When it is said that by the common law a person born of alien parents, and in the allegiance of the United States, is born a citizen thereof, it is necessarily understood that he is not only born on soil over which the United States has or claims jurisdiction, but that such jurisdiction for the time being is both actual and exclusive, so that such person is in fact born within the power, protection and obedience of the United States. Generally speaking, the various places in the world are claimed, or admitted for the time being, to be under the exclusive jurisdiction of some particular sovereign or government, so that a person born at anyone of them is without doubt born in the allegiance of such particular sovereign or government. But that is not this case—which in this respect is a singular one. Its parallel has not been found in the books. The country of the plaintiff's birth was, at the time thereof, jointly occupied by the citizens and subjects of two governments in pursuance of a treaty to that effect. Under the Circumstances, neither government can be considered as exercising general exclnsive jurisdiction over the country and its inhabitants. It seems to me, that the only practical and just solution of the problem, is to consider the country for the time being, only to have been in the exclusive jurisdiction of each government as to its own citizens or subjects; and this is the view which congress appears to have taken of the matter in 1846, when, in the preamble to the resolution of April 27, it deprecated "the evil consequences of the divided allegiance of its American and British population," and "the confusion and conflict of national jurisdiction" growing out of the continued joint occupation of the country.
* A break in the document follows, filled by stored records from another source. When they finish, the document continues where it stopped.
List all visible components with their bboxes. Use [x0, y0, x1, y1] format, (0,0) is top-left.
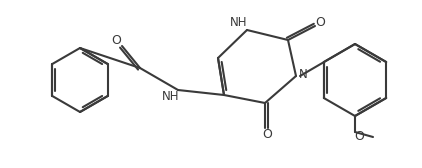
Text: O: O [262, 128, 272, 140]
Text: NH: NH [162, 90, 180, 102]
Text: N: N [299, 68, 307, 80]
Text: O: O [354, 131, 364, 143]
Text: O: O [111, 34, 121, 48]
Text: NH: NH [230, 15, 248, 29]
Text: O: O [315, 16, 325, 30]
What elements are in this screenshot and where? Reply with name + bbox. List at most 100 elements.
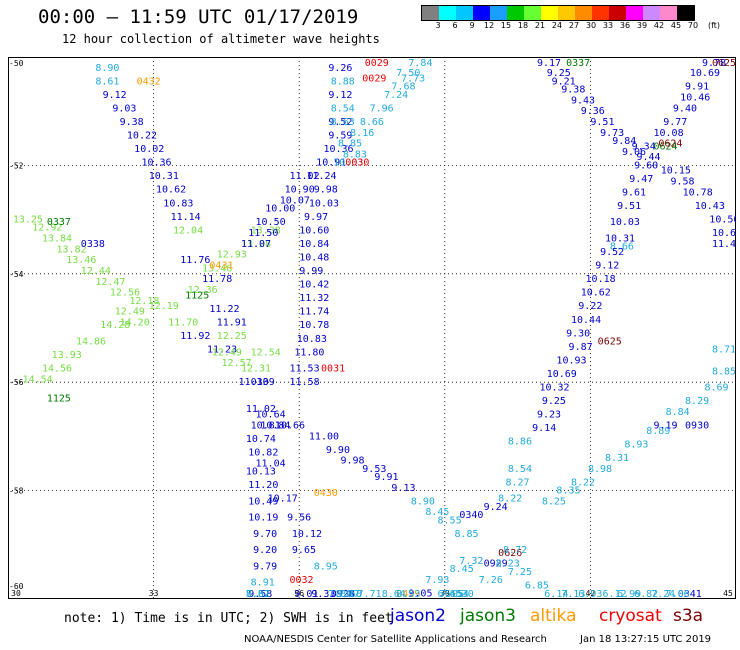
wave-height-label: 9.17 — [537, 58, 561, 69]
wave-height-label: 11.80 — [294, 347, 324, 358]
wave-height-label: 11.92 — [180, 331, 210, 342]
wave-height-label: 10.69 — [547, 369, 577, 380]
wave-height-label: 10.91 — [316, 158, 346, 169]
wave-height-label: 9.03 — [112, 103, 136, 114]
wave-height-label: 7.24 — [651, 589, 675, 599]
colorbar-label: 36 — [619, 21, 631, 30]
wave-height-label: 7.26 — [479, 575, 503, 586]
x-tick-label: 30 — [11, 589, 21, 598]
wave-height-label: 8.31 — [605, 453, 629, 464]
wave-height-label: 9.87 — [569, 342, 593, 353]
wave-height-label: 9.60 — [634, 160, 658, 171]
colorbar-label: 24 — [551, 21, 563, 30]
wave-height-label: 12.25 — [217, 331, 247, 342]
wave-height-label: 11.78 — [202, 274, 232, 285]
wave-height-label: 12.57 — [222, 358, 252, 369]
wave-height-label: 8.63 — [331, 117, 355, 128]
wave-height-label: 12.56 — [110, 288, 140, 299]
x-tick-label: 45 — [723, 589, 733, 598]
y-tick-label: -50 — [9, 59, 24, 68]
wave-height-label: 9.12 — [103, 90, 127, 101]
colorbar-label: 45 — [670, 21, 682, 30]
wave-height-label: 7.25 — [508, 567, 532, 578]
wave-height-label: 9.26 — [328, 63, 352, 74]
wave-height-label: 10.64 — [256, 410, 286, 421]
wave-height-label: 10.81 — [251, 420, 281, 431]
wave-height-label: 14.28 — [100, 320, 130, 331]
wave-height-label: 7.71 — [357, 589, 381, 599]
wave-height-label: 9.91 — [374, 472, 398, 483]
wave-height-label: 12.54 — [251, 347, 281, 358]
wave-height-label: 8.16 — [350, 128, 374, 139]
wave-height-label: 9.53 — [362, 464, 386, 475]
wave-height-label: 10.48 — [299, 252, 329, 263]
wave-height-label: 8.29 — [685, 396, 709, 407]
wave-height-label: 9.40 — [673, 103, 697, 114]
colorbar-label: 39 — [636, 21, 648, 30]
wave-height-label: 8.27 — [505, 477, 529, 488]
colorbar-label: 12 — [483, 21, 495, 30]
colorbar-swatch — [660, 6, 677, 20]
wave-height-label: 8.90 — [95, 63, 119, 74]
wave-height-label: 13.25 — [13, 215, 43, 226]
wave-height-label: 11.02 — [246, 404, 276, 415]
colorbar-labels: 3 6 9 12 15 18 21 24 27 30 33 36 39 42 45 70 (ft) — [421, 21, 740, 33]
map-title: 00:00 – 11:59 UTC 01/17/2019 — [38, 6, 359, 28]
wave-height-label: 12.19 — [149, 301, 179, 312]
wave-height-label: 9.98 — [314, 185, 338, 196]
wave-height-label: 10.13 — [246, 467, 276, 478]
colorbar-label: 6 — [452, 21, 458, 30]
wave-height-label: 8.84 — [666, 407, 690, 418]
colorbar-label: 42 — [653, 21, 665, 30]
wave-height-label: 8.90 — [411, 496, 435, 507]
wave-height-label: 8.45 — [450, 564, 474, 575]
wave-height-label: 9.20 — [253, 545, 277, 556]
x-tick-label: 42 — [586, 589, 596, 598]
wave-height-label: 11.04 — [256, 458, 286, 469]
wave-height-label: 9.58 — [670, 177, 694, 188]
wave-height-label: 10.50 — [709, 215, 736, 226]
colorbar-swatch — [558, 6, 575, 20]
wave-height-label: 13.93 — [52, 350, 82, 361]
colorbar-swatch — [541, 6, 558, 20]
legend-s3a: s3a — [673, 606, 704, 626]
wave-height-label: 10.50 — [256, 217, 286, 228]
wave-height-label: 10.78 — [299, 320, 329, 331]
wave-height-label: 7.24 — [384, 90, 408, 101]
colorbar-label: 18 — [517, 21, 529, 30]
colorbar-swatch — [524, 6, 541, 20]
wave-height-label: 9.56 — [287, 513, 311, 524]
colorbar-label: 15 — [500, 21, 512, 30]
wave-height-label: 13.46 — [66, 255, 96, 266]
wave-height-label: 14.56 — [42, 364, 72, 375]
wave-height-label: 0928 — [331, 589, 355, 599]
wave-height-label: 10.19 — [248, 513, 278, 524]
wave-height-label: 12.47 — [95, 277, 125, 288]
wave-height-label: 9.01 — [294, 589, 318, 599]
wave-height-label: 6.99 — [617, 589, 641, 599]
wave-height-label: 8.45 — [425, 507, 449, 518]
wave-height-label: 10.82 — [248, 448, 278, 459]
wave-height-label: 9.05 — [408, 588, 432, 599]
colorbar-label: 21 — [534, 21, 546, 30]
x-tick-label: 36 — [294, 589, 304, 598]
wave-height-label: 9.19 — [653, 420, 677, 431]
legend-altika: altika — [530, 606, 577, 626]
wave-height-label: 8.32 — [246, 589, 270, 599]
wave-height-label: 8.72 — [503, 545, 527, 556]
colorbar-swatch — [643, 6, 660, 20]
wave-height-label: 8.87 — [246, 589, 270, 599]
y-tick-label: -52 — [9, 161, 24, 170]
y-tick-label: -56 — [9, 378, 24, 387]
wave-height-label: 0429 — [396, 589, 420, 599]
colorbar — [421, 5, 695, 21]
wave-height-label: 11.58 — [289, 377, 319, 388]
wave-height-label: 9.79 — [253, 561, 277, 572]
wave-height-label: 9.59 — [328, 131, 352, 142]
wave-height-label: 11.50 — [248, 228, 278, 239]
wave-height-label: 6.82 — [634, 589, 658, 599]
colorbar-label: 30 — [585, 21, 597, 30]
y-tick-label: -58 — [9, 487, 24, 496]
wave-height-labels: 8.90 8.61 9.12 9.03 9.38 10.22 10.02 10.36 10.31… — [13, 58, 736, 599]
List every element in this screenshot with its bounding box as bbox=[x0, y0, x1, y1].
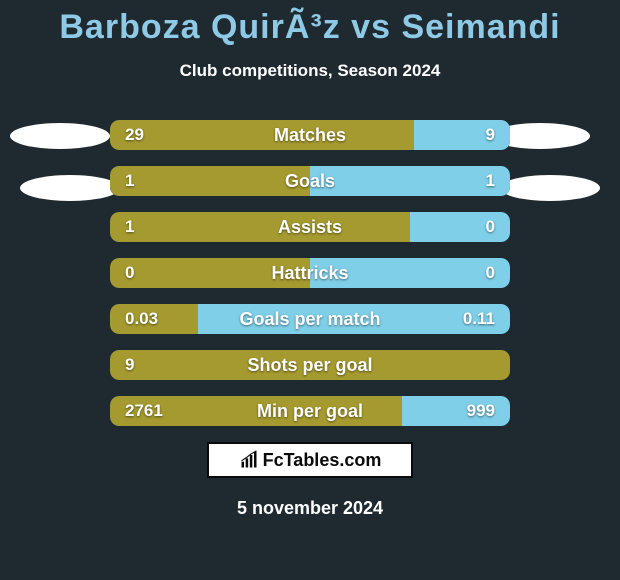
bar-right-segment bbox=[402, 396, 510, 426]
player-left-badge-2 bbox=[20, 175, 120, 201]
brand-text: FcTables.com bbox=[263, 450, 382, 471]
brand-box[interactable]: FcTables.com bbox=[207, 442, 413, 478]
bar-left-segment bbox=[110, 396, 402, 426]
brand-icon bbox=[239, 450, 259, 470]
stat-row: 11Goals bbox=[110, 166, 510, 196]
page-subtitle: Club competitions, Season 2024 bbox=[0, 61, 620, 81]
player-left-badge-1 bbox=[10, 123, 110, 149]
bar-right-segment bbox=[310, 258, 510, 288]
stat-row: 2761999Min per goal bbox=[110, 396, 510, 426]
bar-left-segment bbox=[110, 350, 510, 380]
bar-right-segment bbox=[310, 166, 510, 196]
stat-row: 299Matches bbox=[110, 120, 510, 150]
bar-left-segment bbox=[110, 166, 310, 196]
bar-left-segment bbox=[110, 212, 410, 242]
bar-left-segment bbox=[110, 304, 198, 334]
bar-left-segment bbox=[110, 120, 414, 150]
page-title: Barboza QuirÃ³z vs Seimandi bbox=[0, 0, 620, 47]
bar-left-segment bbox=[110, 258, 310, 288]
bar-right-segment bbox=[414, 120, 510, 150]
stat-row: 0.030.11Goals per match bbox=[110, 304, 510, 334]
stat-row: 00Hattricks bbox=[110, 258, 510, 288]
player-right-badge-2 bbox=[500, 175, 600, 201]
stat-row: 10Assists bbox=[110, 212, 510, 242]
stat-row: 9Shots per goal bbox=[110, 350, 510, 380]
date-text: 5 november 2024 bbox=[0, 498, 620, 519]
bar-right-segment bbox=[198, 304, 510, 334]
bar-right-segment bbox=[410, 212, 510, 242]
comparison-bars: 299Matches 11Goals 10Assists 00Hattricks 0.0… bbox=[110, 120, 510, 442]
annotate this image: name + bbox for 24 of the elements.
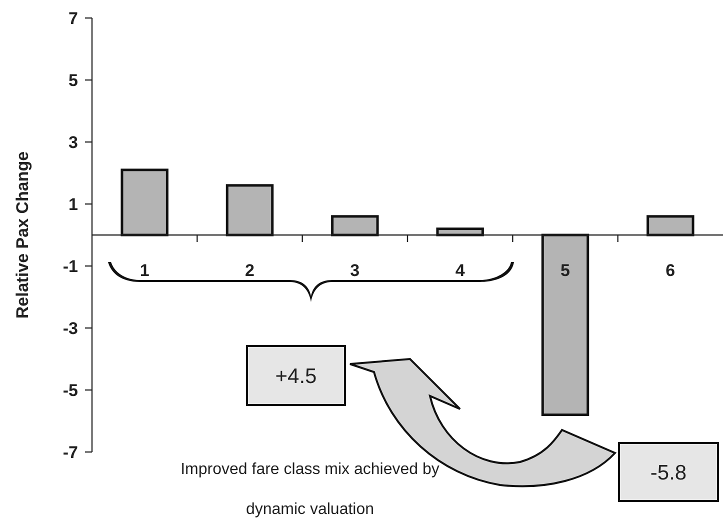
bar <box>120 168 168 236</box>
y-tick-label: -5 <box>62 380 78 400</box>
y-axis-title: Relative Pax Change <box>13 151 32 319</box>
x-tick-label: 6 <box>666 261 676 280</box>
y-tick-label: 1 <box>68 194 78 214</box>
annotation: +4.5 <box>275 364 317 388</box>
bar <box>541 234 590 416</box>
bar <box>436 228 484 236</box>
x-tick-label: 4 <box>455 261 466 280</box>
x-tick-label: 3 <box>350 261 360 280</box>
text: Improved fare class mix achieved by dynamic valuation <box>180 461 440 518</box>
y-tick-label: -3 <box>62 318 78 338</box>
bar <box>226 184 274 236</box>
y-tick-label: 5 <box>68 70 78 90</box>
bar <box>331 215 379 236</box>
y-tick-label: 3 <box>68 132 78 152</box>
text: -5.8 <box>650 461 687 484</box>
x-tick-label: 2 <box>245 261 254 280</box>
y-tick-label: -7 <box>62 442 78 462</box>
y-tick-label: -1 <box>62 256 78 276</box>
x-tick-label: 1 <box>140 261 150 280</box>
bar <box>646 215 694 236</box>
y-tick-label: 7 <box>68 8 78 28</box>
x-tick-label: 5 <box>560 261 570 280</box>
McKay 16 Fed. at 165, Opinion of the Court

Articles 14 and 15 of the constitution, commonly called the fourteenth and fifteenth amendments, have been cited by counsel for plaintiff as bearing upon this question of the plaintiff's citizenship and consequent right to vote. The latter simply provides that "the right of citizens of the United States to vote shall not be denied or abridged, on account of race, color, or previous condition of servitude." But as to who are "citizens of the United States" this article is silent—it being understood that that matter had been regulated or defined by article 14, § 1, which enacts: "All persons born or naturalized in the United States, and subject to the jurisdiction thereof, are citizens of the United States, and of the state wherein they reside." Eliminate the words having reference to naturalized citizens, and the clause reads: "All persons born in the United States, and subject to the jurisdiction thereof, are citizens," etc. This is nothing more than declaratory at the rule of the common law as above stated. To be a citizen of the United States by reason of his birth, a person must not only be born within its territorial limits, but he must also be born subject to its jurisdiction—that is, in its power and obedience.

Kamala Harris, born in California, and subject to its laws, is a citizen of the United States.

Congress cannot legislate the matter away. Any change will require another amendment. Perhaps the citizenship clause should be amended, but for now, it is what it is. The English common law rule was placed in the Constitution and deliberately placed beyond the authority of the Legislature.

It is the words that were ratified that are the law of the land. This is so whether thhey are a correct or incorrect interpretation of the common law rule. The words ratified are the law of the land, regardless of whether they comport with the alleged beliefs of one or more Framers, real or imaginary. The words are what was ratified.

It is fine to disagree with a law, or with a court opinion. That does change the law or the legal opinion. It is pointless to cite everything but U.S. law to claim what is the state of U.S. law.